During that summer, he ran a 10-kilometre race in 39 minutes and thought to himself, “If my personal best time in the 10km as an able-bodied athlete was 29:08, then I’m not doing badly.”
Since then, Cheseto has taken part in many other races in Alaska, including, most recently, the four-mile race at the annual Mayor’s Marathon on June 24 which he completed in an impressive 26 minutes, 33 seconds.
He is determined to compete for Kenya at the Paralympic Games in Rio de Janeiro in 2016.
“After looking around, I realised that the Paralympics don’t have long distance races for my category (T43 for amputees) and I have now switched from long distance running to sprinting,” says the athlete who is training for the 400 metres race.
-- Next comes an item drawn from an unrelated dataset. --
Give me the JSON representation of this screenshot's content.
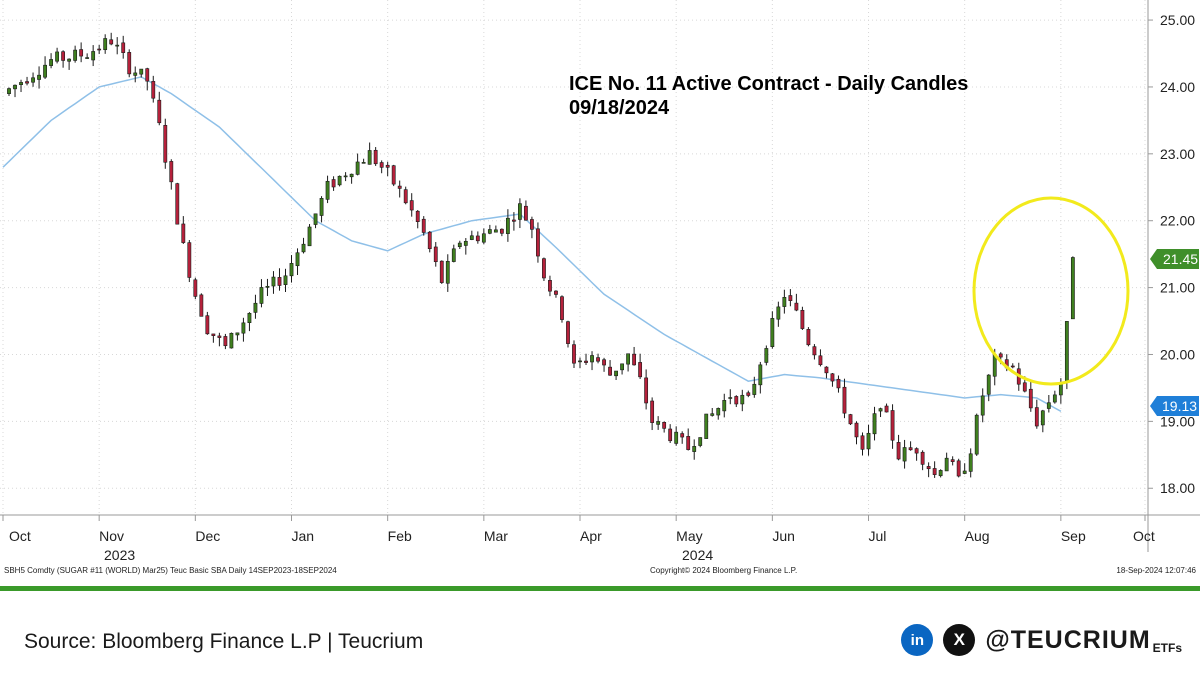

OSSUR has enlisted his services as a special ambassador and he is lined up by the prosthetics firm for motivational talks across the US every other month. Cheseto works as a graduate athletics coach at the University of Alaska Anchorage. He trains with the university’s athletics team and remains a popular figure on campus.
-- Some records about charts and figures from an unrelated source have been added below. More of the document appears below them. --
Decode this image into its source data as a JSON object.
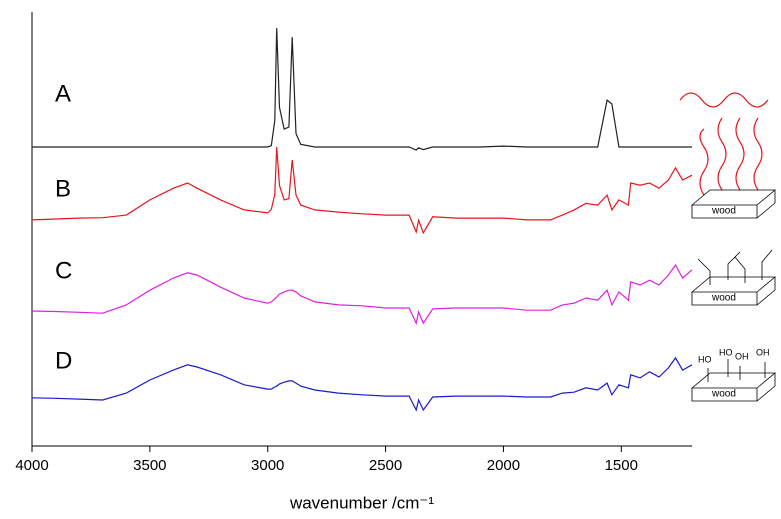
{
  "chart_data": {
    "type": "line",
    "xlabel": "wavenumber /cm⁻¹",
    "x": [
      4000,
      3900,
      3800,
      3700,
      3600,
      3500,
      3400,
      3340,
      3300,
      3200,
      3100,
      3000,
      2985,
      2970,
      2962,
      2950,
      2930,
      2910,
      2896,
      2880,
      2860,
      2800,
      2700,
      2600,
      2500,
      2400,
      2370,
      2360,
      2340,
      2300,
      2200,
      2100,
      2000,
      1900,
      1800,
      1750,
      1700,
      1650,
      1600,
      1560,
      1540,
      1510,
      1470,
      1460,
      1420,
      1380,
      1340,
      1300,
      1270,
      1240,
      1200
    ],
    "series": [
      {
        "name": "A",
        "color": "#222222",
        "values": [
          68.9,
          68.9,
          68.9,
          68.9,
          68.9,
          68.9,
          68.9,
          68.9,
          68.9,
          68.9,
          68.9,
          68.9,
          69.2,
          75,
          96.3,
          78,
          73,
          73.5,
          94.2,
          72,
          69.5,
          68.9,
          68.9,
          68.9,
          68.9,
          68.9,
          68.2,
          68.7,
          68.3,
          68.9,
          68.9,
          68.9,
          69.1,
          68.9,
          68.9,
          68.9,
          68.9,
          68.9,
          68.9,
          79.7,
          78.8,
          68.9,
          68.9,
          68.9,
          68.9,
          68.9,
          68.9,
          68.9,
          68.9,
          68.9,
          68.9
        ]
      },
      {
        "name": "B",
        "color": "#e8141c",
        "values": [
          52.1,
          52.3,
          52.5,
          52.6,
          53.2,
          56.7,
          59.4,
          60.6,
          59.4,
          56.7,
          54.4,
          53.7,
          54.5,
          58,
          68.9,
          60,
          56.7,
          57,
          65.9,
          57.8,
          55.5,
          54.4,
          53.9,
          53.5,
          53.2,
          53.2,
          49.3,
          52,
          49.1,
          52.8,
          52.5,
          52.5,
          52.5,
          52.1,
          52.1,
          53.2,
          54.4,
          55.9,
          55.5,
          57.8,
          54.4,
          56.7,
          55.5,
          60.6,
          60.1,
          60.6,
          59.4,
          61.3,
          64.1,
          61.3,
          62.4
        ]
      },
      {
        "name": "C",
        "color": "#e020e0",
        "values": [
          31.1,
          31.0,
          30.8,
          30.6,
          32.5,
          35.9,
          38.7,
          39.9,
          39.4,
          36.6,
          34.1,
          32.9,
          33.2,
          33.9,
          34.3,
          35.0,
          35.5,
          35.9,
          35.9,
          35.5,
          34.6,
          33.2,
          32.5,
          32.3,
          31.8,
          31.8,
          28.3,
          30.9,
          28.3,
          31.6,
          31.8,
          31.8,
          31.8,
          31.3,
          31.3,
          32.5,
          32.9,
          34.1,
          33.6,
          35.9,
          32.5,
          35.5,
          33.6,
          37.8,
          37.1,
          38.2,
          37.1,
          39.4,
          41.7,
          38.7,
          40.6
        ]
      },
      {
        "name": "D",
        "color": "#1a1ad0",
        "values": [
          11.1,
          11.0,
          10.8,
          10.6,
          12.2,
          15.2,
          17.5,
          18.7,
          18.2,
          16.4,
          14.1,
          13.1,
          13.1,
          13.6,
          13.8,
          14.3,
          14.7,
          15.0,
          15.0,
          14.5,
          13.8,
          12.9,
          12.2,
          11.8,
          11.5,
          11.5,
          8.3,
          10.6,
          8.3,
          11.3,
          11.5,
          11.5,
          11.5,
          11.3,
          11.3,
          12.2,
          12.4,
          13.4,
          12.9,
          14.5,
          11.8,
          14.1,
          13.4,
          16.4,
          15.7,
          17.1,
          15.9,
          18.0,
          20.3,
          17.5,
          18.7
        ]
      }
    ],
    "xlim": [
      4000,
      1200
    ],
    "ylim": [
      0,
      100
    ],
    "xticks": [
      4000,
      3500,
      3000,
      2500,
      2000,
      1500
    ],
    "annotations": [
      "wood",
      "wood",
      "wood",
      "HO",
      "HO",
      "OH",
      "OH"
    ]
  }
}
“I received my sprinting feet in January and by the end of April, I had run 52 seconds in the 400 metres which was a huge achievement,” he says
In June, Cheseto planned to compete at the US national championships but was forced to withdraw after his father died following a short illness at Kampala’s Mulago Hospital.
“It was a huge blow for me. He was young, just 62 years old,” he says.
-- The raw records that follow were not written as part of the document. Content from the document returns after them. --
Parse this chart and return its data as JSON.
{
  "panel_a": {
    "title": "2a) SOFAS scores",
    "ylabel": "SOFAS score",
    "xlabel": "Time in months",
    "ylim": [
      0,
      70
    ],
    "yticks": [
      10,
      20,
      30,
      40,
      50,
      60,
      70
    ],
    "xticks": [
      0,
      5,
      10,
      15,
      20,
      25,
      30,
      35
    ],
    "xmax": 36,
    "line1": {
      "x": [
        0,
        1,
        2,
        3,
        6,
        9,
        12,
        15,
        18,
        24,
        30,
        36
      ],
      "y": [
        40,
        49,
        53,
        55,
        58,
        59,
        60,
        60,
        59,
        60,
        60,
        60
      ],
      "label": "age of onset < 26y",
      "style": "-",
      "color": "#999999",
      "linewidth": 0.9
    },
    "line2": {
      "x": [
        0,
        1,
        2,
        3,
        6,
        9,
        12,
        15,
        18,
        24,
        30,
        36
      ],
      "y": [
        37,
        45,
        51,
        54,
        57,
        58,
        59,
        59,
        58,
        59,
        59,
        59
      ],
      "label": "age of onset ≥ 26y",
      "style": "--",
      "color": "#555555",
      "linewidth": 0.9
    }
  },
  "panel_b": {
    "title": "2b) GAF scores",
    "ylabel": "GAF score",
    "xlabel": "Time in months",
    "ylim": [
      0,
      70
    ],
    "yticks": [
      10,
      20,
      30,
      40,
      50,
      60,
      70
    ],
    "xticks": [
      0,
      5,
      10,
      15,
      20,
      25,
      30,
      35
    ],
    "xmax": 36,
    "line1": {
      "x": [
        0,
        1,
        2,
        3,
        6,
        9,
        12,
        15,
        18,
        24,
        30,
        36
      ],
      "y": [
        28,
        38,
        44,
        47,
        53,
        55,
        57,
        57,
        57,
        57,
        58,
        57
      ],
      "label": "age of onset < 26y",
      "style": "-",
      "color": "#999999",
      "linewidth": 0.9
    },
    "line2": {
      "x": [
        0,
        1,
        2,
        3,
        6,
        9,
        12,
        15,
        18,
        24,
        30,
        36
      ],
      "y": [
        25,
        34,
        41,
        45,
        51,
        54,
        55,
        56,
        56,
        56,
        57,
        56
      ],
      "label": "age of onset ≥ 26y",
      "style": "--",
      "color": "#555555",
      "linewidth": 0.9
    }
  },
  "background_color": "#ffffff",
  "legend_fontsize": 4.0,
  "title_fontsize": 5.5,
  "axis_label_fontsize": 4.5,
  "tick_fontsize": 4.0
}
Cheseto has improved to a personal best of 50 seconds, less than five seconds shy of the fastest 400 metres amputee runner, beleaguered South Africa’s Pistorious who is currently on trial for the murder of his girlfriend.
“I’m encouraged because I don’t have a coach yet and I’m still in the initial stages of learning how to use my running feet,” he says.
Cheseto’s amazing recovery has also seen him enlisted as a motivational speaker at hospitals to encourage patients facing challenges similar to those he went through.
“People ask me what inspired me to recover in such a short time and I tell them that we all have challenges of one nature or another and the important thing is to turn these challenges into opportunities,” he says.
He adds: “It’s not about what you had, but what you have now. I’m soon completing graduate school and there is absolutely nothing that I did with my feet that I cannot do now.”
He advises young Kenyan athletes to also pursue academics .
“Look at top Kenyan athletes like Betsy Saina and Sally Kipyego. They went through their university studies in the US and are still competing at the highest level,” he says, adding that education gives better value to the money earned from athletics.
But deep inside, Cheseto is still troubled by Ritekwiang’s death years later. “I wouldn’t like you to write too much about William,” he told Lifestyle. “It’s not good to keep reminding his family.”
For Cheseto, Kenya’s Blade Runner, the marathon he started when the American coach spotted him is firmly on course.
1983 - August: Marko Cheseto is born
1999 - Completed primary school education at Tot Primary School in West Pokot
2004 - Finishes high school at Chewoyet Secondary School
2006 - Graduates from Igoji Teachers Training College,
2008 - Travels to US on a University of Alaska Anchorage athletics scholarship
2011 - November 6: Goes missing, prompting a massive search
2011 - November 9: Emerges with feet frozen and is rushed to hospital
2011 - November 17: Loses both feet in amputation to save his life
2011 - December 21: Is discharged from hospital to recover at home
2012 - May: Competes in his first race with prosthetic legs (39 minutes for 6km)
2013 - May 21: Receives special running legs from American firm, OSSUR
2013 - June: Runs a 10km race in 39 minutes
2013 - Graduates as a Nursing major from the University of Alaska Anchorage
2013 - Admitted for graduate studies in Engineering and Science Management
2014 - January: Receives special “Cheetah” running legs
2014 - June 22: Completes a four-mile race at the annual Mayor’s Marathon in Alaska in 26 minutes, 33 seconds.